# British Commonwealth Air Training Plan



## Capt. Scott Tailwheel (Nov 27, 2004)

Anyone want to get into this topic. In our area there are several sites remaining from this huge training venture. Which basically allowed the commonwealth to train air crew in a safe environment in Canada, something I consider to have been one of our greatest contributions to winning WWII.


----------



## HealzDevo (Nov 27, 2004)

Can you get us any photos of these sites as they are today or perhaps were back then?


----------



## Nonskimmer (Nov 27, 2004)

Indeed it was. But only after the looming war clouds had arrived. 
For many months before the formal beginning of hostilities MacKenzie King, Prime Minister of Canada, was adamant that no British aircrews be allowed to train in Canada.

Not exactly our finest hour, when one considers the peril that was to befall Britain in 1940,
due largely to a lack of properly trained pilots!

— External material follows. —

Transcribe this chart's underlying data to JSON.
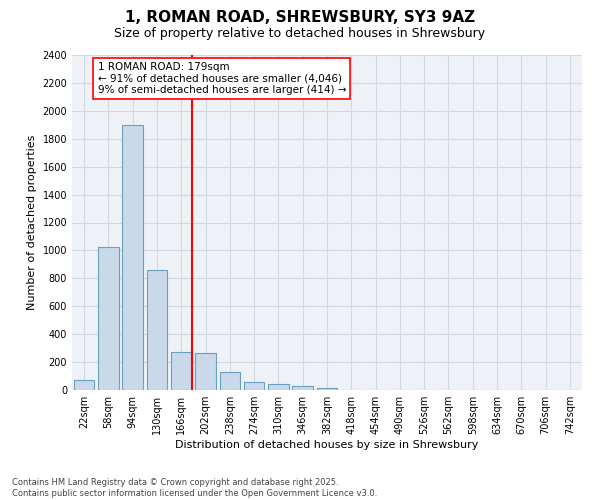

But I agree that once the ball got rolling, so to speak, the vastness of Canadian airspace contributed greatly to the war effort, in terms of training Commonwealth aircrews. As did Canadian war production.


----------



## Capt. Scott Tailwheel (Nov 29, 2004)

I'll see what I can do about gettting some photos... There are a number of sites around here (Alberta) and some have several surviving buildings. Here's a couple I found of Vulcan No. 2 Flight Instructors School


----------



## Capt. Scott Tailwheel (Nov 29, 2004)

And what still survives today, although on my last visit the site had deteriorated significantly. No support buildings survive any longer although when I first visited the site the fire hall and a few others were recognizable. It was kind of strange that first visit the large base ghostly as it appeared out of a winter fog. As I walked through the buildings, it was as if everything had been left as is, there was even a fight board on one wall with the student and instructors names, lessons and A/C info. chaulked in and left as it was on the last active date in 1945. I kept expecting to see or hear Ansons taxiing past the windows or flying overhead. The runways were in fair condition, even one which I could still land and take off on as it was in good condition (You can see a bit of it in the third photo and it ran along the hangar row. Now they're all unusable. I think in a few more years it will be gone entirely.


----------



## Nonskimmer (Nov 29, 2004)

Those are good pics, Capt. Scott.  
Do you know what is to become of these old sites, or are they simply to rot away completely?


----------



## HealzDevo (Nov 30, 2004)

Unfortunately that is how some people treat history. However, one of these sites, if ever it was restored would make a great flying museum and provide for General aviation depending on how far it was away from other buildings etc. It could make money as a test centre for restored and new planes.


----------